Numerous start-ups are trying to take advantage of interest in the area, while Turbolinux and Sun Microsystems each have their own products for distributed computing.
But distributed computing suffers from a problem: For a calculation to run on 1,200 different computers, someone has to write software for all those computers. It's not hard if it's 1,200 identical Windows PCs, but it gets more difficult when Unix servers, Linux workstations, Mac graphics stations or even intelligent refrigerators get thrown into the mix.
The new consortium, called the New Productivity Initiative, hopes its standard will make it easier to take advantage of distributed computing.

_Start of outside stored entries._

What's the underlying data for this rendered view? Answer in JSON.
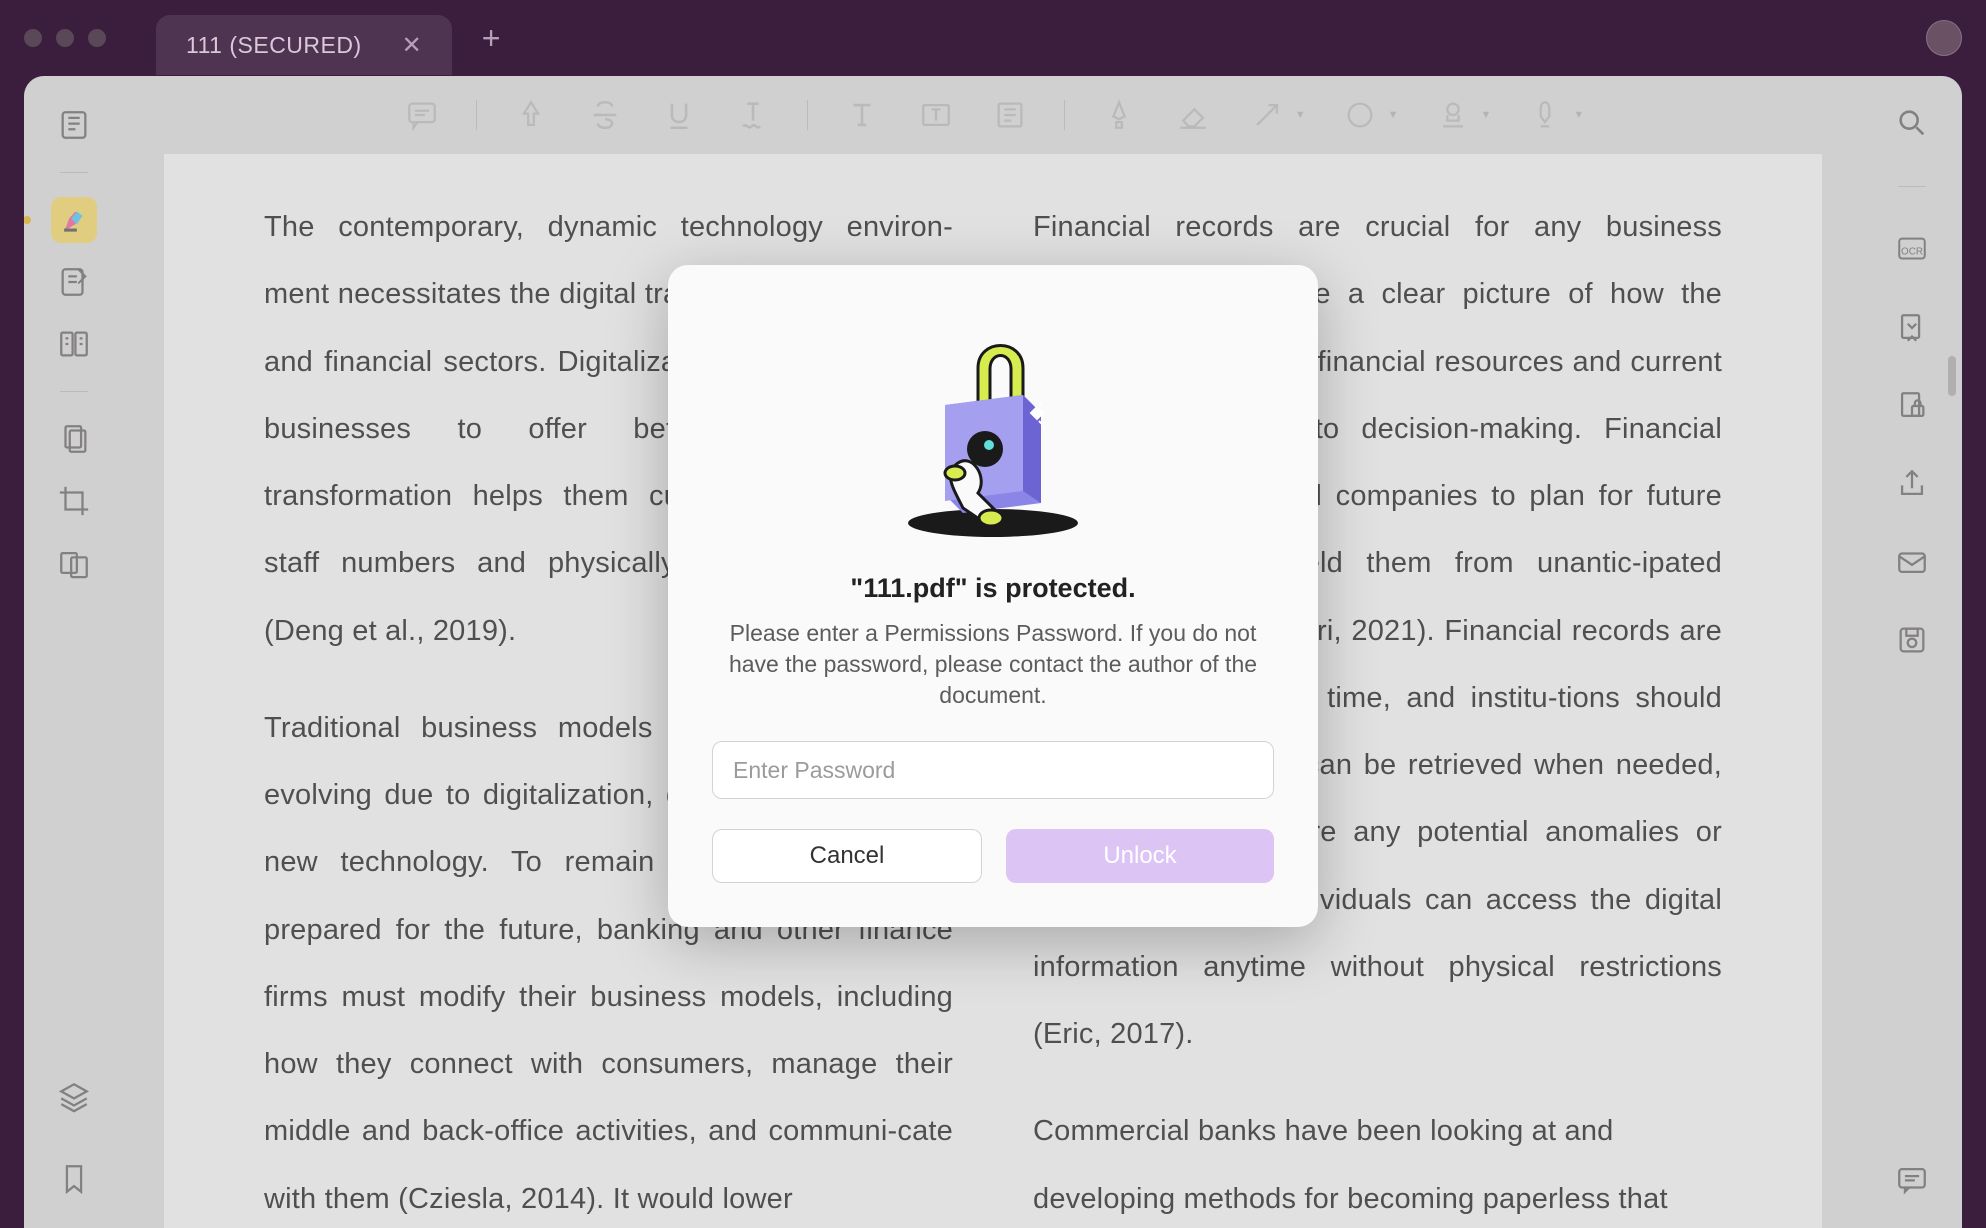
{
  "window": {
    "tab_title": "111 (SECURED)"
  },
  "dialog": {
    "title": "\"111.pdf\" is protected.",
    "message": "Please enter a Permissions Password. If you do not have the password, please contact the author of the document.",
    "placeholder": "Enter Password",
    "cancel": "Cancel",
    "unlock": "Unlock"
  },
  "right_sidebar": {
    "ocr_label": "OCR"
  },
  "document": {
    "left_col": {
      "p1": "The contemporary, dynamic technology environ-ment necessitates the digital transformation of banks and financial sectors. Digitalization enables banking businesses to offer better service. The transformation helps them cut expenses, reduce staff numbers and physically present customers (Deng et al., 2019).",
      "p2": "Traditional business models and procedures are evolving due to digitalization, digital disruption, and new technology. To remain competitive and be prepared for the future, banking and other finance firms must modify their business models, including how they connect with consumers, manage their middle and back-office activities, and communi-cate with them (Cziesla, 2014). It would lower"
    },
    "right_col": {
      "p1": "Financial records are crucial for any business because they provide a clear picture of how the company employs its financial resources and current activities, essential to decision-making. Financial records help financial companies to plan for future operations and shield them from unantic-ipated financial busts (Kumari, 2021). Financial records are important throughout time, and institu-tions should retain them so they can be retrieved when needed, especially if there are any potential anomalies or fraud. Authorized individuals can access the digital information anytime without physical restrictions (Eric, 2017).",
      "p2": "Commercial banks have been looking at and developing methods for becoming paperless that"
    }
  }
}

The group plans to seek the endorsement of an independent standards organization.
The goal eventually is to make distributed computing an ordinary part of as many operating systems as possible, said Bill Hartwick, Platform Computing's vice president of marketing.
Sun is clearly one company interested in distributed computing. In July, it acquired Gridware, a company that sells its own distributed computing software. But Sun's interest is deeper: It's a longtime customer of Platform Computing's competing software package, LSF.
Sun has been using LSF for more than five years to design custom chips, said Jeff Langner, Platform Computing's vice president of business development. Sun on Wednesday bought licenses to use LSF on another 1,200 computers.
"They're in the million-dollar club," Langer said, though he didn't reveal a specific price tag for the software licenses.
Other Platform Computing customers include Ford Motor, BMW, Toyota, General Motors, Procter & Gamble, Monsanto, AT&T, Alcatel, Nokia and Cadence, Langner said.